We are not disturbed by intimations that a ready means is thus made available to all who, in similar circumstances, might affect insanity. If evils be thus forecast, they must remain sufficient unto their day. We deal alone with the case before us. We declare immunity to any clamor of vengeance or to the moving recitals of a brutal murder heretofore adjudged and condemned. We are content to stand upon ground higher than the common urge of outraged reprisal which revives the lex talionis, demanding a life for a life. Our grasp must tighten upon those principles which antedate our statutes and which enlightened discernment can read between their lines.

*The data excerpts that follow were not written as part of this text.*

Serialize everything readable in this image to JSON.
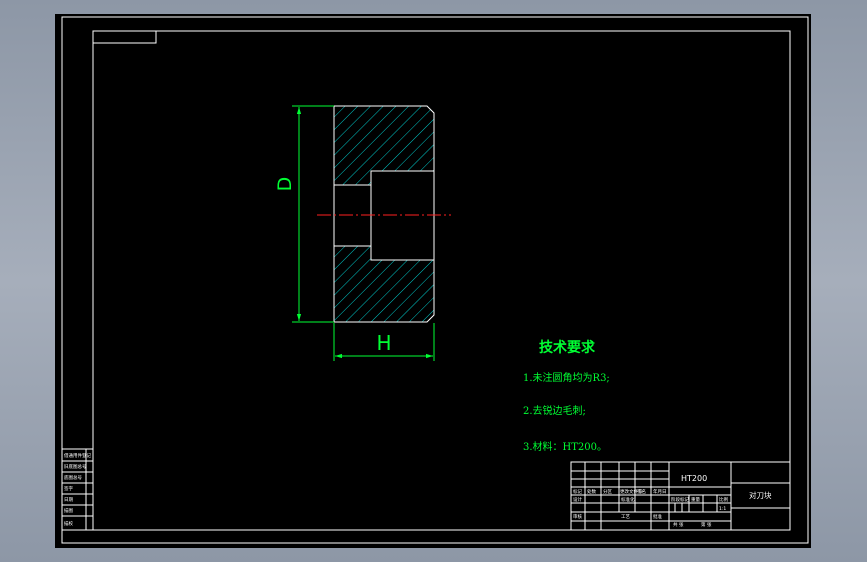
{
  "dimensions": {
    "diameter_label": "D",
    "width_label": "H"
  },
  "technical_requirements": {
    "title": "技术要求",
    "items": [
      "1.未注圆角均为R3;",
      "2.去锐边毛刺;",
      "3.材料：HT200。"
    ]
  },
  "title_block": {
    "material": "HT200",
    "part_name": "对刀块",
    "row_labels": [
      "标记",
      "设计",
      "审核"
    ],
    "header_labels": [
      "处数",
      "分区",
      "更改文件号",
      "签名",
      "年月日"
    ],
    "cell_labels": [
      "标准化",
      "工艺",
      "批准"
    ],
    "stage_labels": [
      "阶段标记",
      "重量",
      "比例"
    ],
    "scale": "1:1",
    "sheet_count": "共 张",
    "sheet_no": "第 张"
  },
  "left_block": {
    "rows": [
      "借通用件登记",
      "旧底图总号",
      "底图总号",
      "签字",
      "日期",
      "描图",
      "描校"
    ]
  },
  "colors": {
    "background": "#000000",
    "frame": "#ffffff",
    "outline": "#ffffff",
    "hatch": "#00c8c8",
    "dimension": "#00ff33",
    "centerline": "#ff2020",
    "notes": "#00ff33"
  }
}
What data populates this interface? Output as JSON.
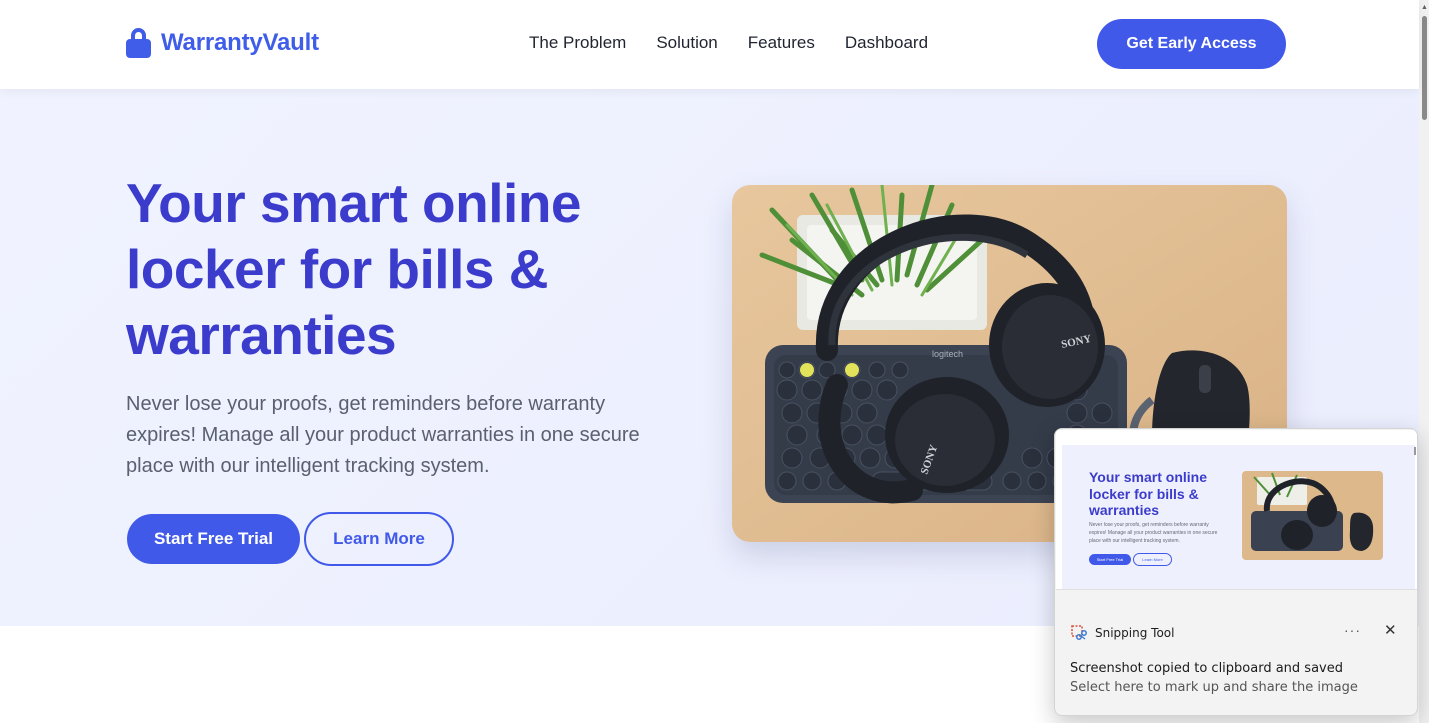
{
  "header": {
    "logo_text": "WarrantyVault",
    "logo_icon": "lock-icon",
    "nav": [
      "The Problem",
      "Solution",
      "Features",
      "Dashboard"
    ],
    "cta": "Get Early Access"
  },
  "hero": {
    "title": "Your smart online locker for bills & warranties",
    "subtitle": "Never lose your proofs, get reminders before warranty expires! Manage all your product warranties in one secure place with our intelligent tracking system.",
    "primary_button": "Start Free Trial",
    "secondary_button": "Learn More",
    "image_brands": {
      "keyboard": "logitech",
      "headphones": "SONY"
    }
  },
  "toast": {
    "app_name": "Snipping Tool",
    "message": "Screenshot copied to clipboard and saved",
    "submessage": "Select here to mark up and share the image",
    "more_icon": "more-icon",
    "close_icon": "close-icon",
    "thumbnail": {
      "title": "Your smart online locker for bills & warranties",
      "subtitle": "Never lose your proofs, get reminders before warranty expires! Manage all your product warranties in one secure place with our intelligent tracking system.",
      "primary_button": "Start Free Trial",
      "secondary_button": "Learn More"
    }
  },
  "colors": {
    "brand": "#4159e9",
    "title": "#3b3bcc",
    "hero_bg": "#eef1fd"
  }
}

A forthright acceptance of these products of an intuitive sense of justice should quell the mutiny of little minds, tilted with revenge, which mock the majesty of the law and taunt it with defiance of concepts which boast no parentage save that of natural law. Our immediate concern now rises above the individual and encompasses neither castigation of one declared a murderer nor sympathy for one who, despite his having been scathed by the ordeal of trial, now rests mute and deranged within the chamber of death. It is not personalities but principles that must persuade us. There are times when law and justice are themselves on trial. As custodians of the same system which found his barbarous act against the peace and dignity of the state, we must remain alert to uphold that dignity, and by refusing to turn the law upon itself, preserve its majesty.
The cause will be reversed and remanded with direction to stay the execution of petitioner until such time *373 as he may properly be adjudged to have regained his sanity.
Reversed and remanded.
All Justices concur except Hall, J., who took no part.